Melon blossom end rot can discourage the gardener, and rightly so. All the work in getting the garden ready, planting, and caring for your melons may seem in vain when prized melons develop melon blossom rot.
Preventing Melon Blossom End Rot
This disease occurs when the end of the fruit that was attached to the bloom is deprived of calcium at a critical point in development. Small spots appear that may enlarge and become infected by other diseases and entered by insects. Preventing melon blossom end rot is something most gardeners aspire to.
Blossom end rot in melons can be prevented by following these suggestions:
Take a soil test before you plant the garden to learn the pH of your garden soil. Your local Cooperative Extension office will have you bring in your soil sample and get it back to you with a detailed nutrient analysis, including the availability of calcium in the soil. A soil pH of 6.5 is what most vegetables need for optimum growth and preventing melon blossom end rot.
The soil test may advise you to amend the soil to raise or lower the pH. Fall is a good time to test the soil as this allows time to add needed amendments and let them settle into the soil before spring planting. Once the soil is properly amended, this should help fix melon blossom rot and problems with other vegetables. The soil analysis may recommend adding lime if the soil is lacking in calcium. Lime should be applied at least three months before planting; at 8 to 12 inches (20-31 cm.) deep. Take a soil test every third year to keep a check on pH and alleviate considerations such as melon blossom end rot. Problem soil should be tested annually.
Water consistently and keep the soil moist. Soil that inconsistently fluctuates from moist to dried out during any stage of development of the melon flower or fruit may result in melon blossom end rot. Varying moisture levels causes uneven uptake of calcium, which causes blossom end rot in melons, tomatoes and some other fruits and vegetables.
Blossom end rot in melons can happen even when there is adequate calcium in the soil, all that is needed to cause this unsightly disease is one day of inadequate watering when the fruit is beginning to form or when blossoms are developing.
The majority of the calcium taken up by the plant goes to the leaves. Nitrogen encourages the growth of leaves; limiting nitrogen fertilizer can decrease leaf size.
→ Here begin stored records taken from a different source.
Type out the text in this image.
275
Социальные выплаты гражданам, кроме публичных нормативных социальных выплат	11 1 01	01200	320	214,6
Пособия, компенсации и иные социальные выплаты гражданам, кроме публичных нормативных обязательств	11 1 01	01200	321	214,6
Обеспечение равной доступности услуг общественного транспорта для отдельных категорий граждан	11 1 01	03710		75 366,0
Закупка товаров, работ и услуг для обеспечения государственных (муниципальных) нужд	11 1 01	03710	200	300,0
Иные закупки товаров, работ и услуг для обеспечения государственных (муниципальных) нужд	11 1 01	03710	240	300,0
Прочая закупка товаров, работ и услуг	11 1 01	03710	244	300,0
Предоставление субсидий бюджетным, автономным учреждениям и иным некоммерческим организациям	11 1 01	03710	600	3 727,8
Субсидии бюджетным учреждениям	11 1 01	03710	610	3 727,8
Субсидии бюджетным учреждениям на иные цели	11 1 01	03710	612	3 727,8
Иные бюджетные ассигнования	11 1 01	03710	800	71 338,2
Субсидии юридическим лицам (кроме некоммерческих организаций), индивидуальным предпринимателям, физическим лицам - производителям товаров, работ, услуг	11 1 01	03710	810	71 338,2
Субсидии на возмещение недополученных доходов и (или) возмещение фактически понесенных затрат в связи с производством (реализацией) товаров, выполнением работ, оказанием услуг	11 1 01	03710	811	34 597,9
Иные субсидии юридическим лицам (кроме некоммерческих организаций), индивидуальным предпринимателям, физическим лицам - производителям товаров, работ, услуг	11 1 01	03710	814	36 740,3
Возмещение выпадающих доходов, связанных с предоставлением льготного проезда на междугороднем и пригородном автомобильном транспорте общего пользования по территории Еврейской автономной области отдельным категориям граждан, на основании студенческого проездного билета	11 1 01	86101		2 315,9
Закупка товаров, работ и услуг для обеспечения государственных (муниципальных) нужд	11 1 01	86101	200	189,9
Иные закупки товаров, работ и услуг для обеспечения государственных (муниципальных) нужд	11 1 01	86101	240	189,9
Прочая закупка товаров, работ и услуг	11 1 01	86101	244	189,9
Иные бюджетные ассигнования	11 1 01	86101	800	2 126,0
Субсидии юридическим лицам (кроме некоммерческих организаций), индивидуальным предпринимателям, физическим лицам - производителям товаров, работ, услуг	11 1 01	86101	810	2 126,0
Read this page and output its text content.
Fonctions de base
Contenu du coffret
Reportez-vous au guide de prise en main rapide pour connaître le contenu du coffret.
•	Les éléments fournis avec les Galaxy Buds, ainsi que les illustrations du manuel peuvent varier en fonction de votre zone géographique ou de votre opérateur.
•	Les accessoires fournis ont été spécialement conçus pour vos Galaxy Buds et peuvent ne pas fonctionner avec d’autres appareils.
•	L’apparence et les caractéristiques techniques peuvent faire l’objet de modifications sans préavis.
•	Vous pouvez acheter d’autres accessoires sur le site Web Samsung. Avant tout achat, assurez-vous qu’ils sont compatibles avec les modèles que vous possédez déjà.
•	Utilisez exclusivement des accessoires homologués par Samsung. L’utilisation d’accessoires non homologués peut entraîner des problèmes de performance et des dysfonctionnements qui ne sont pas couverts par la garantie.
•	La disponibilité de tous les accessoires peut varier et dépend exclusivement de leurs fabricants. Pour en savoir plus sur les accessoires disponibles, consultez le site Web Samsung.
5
This may allow more calcium to be directed toward the developing fruit, which can discourage blossom end rot in melons.
Blossom end rot in melons can be deterred by planting melons in well-draining soil to encourage a deep and large root system that will take up more calcium. Mulch around plants to help hold moisture. Fix melon blossom rot by following these practices and harvest undamaged melons from your garden.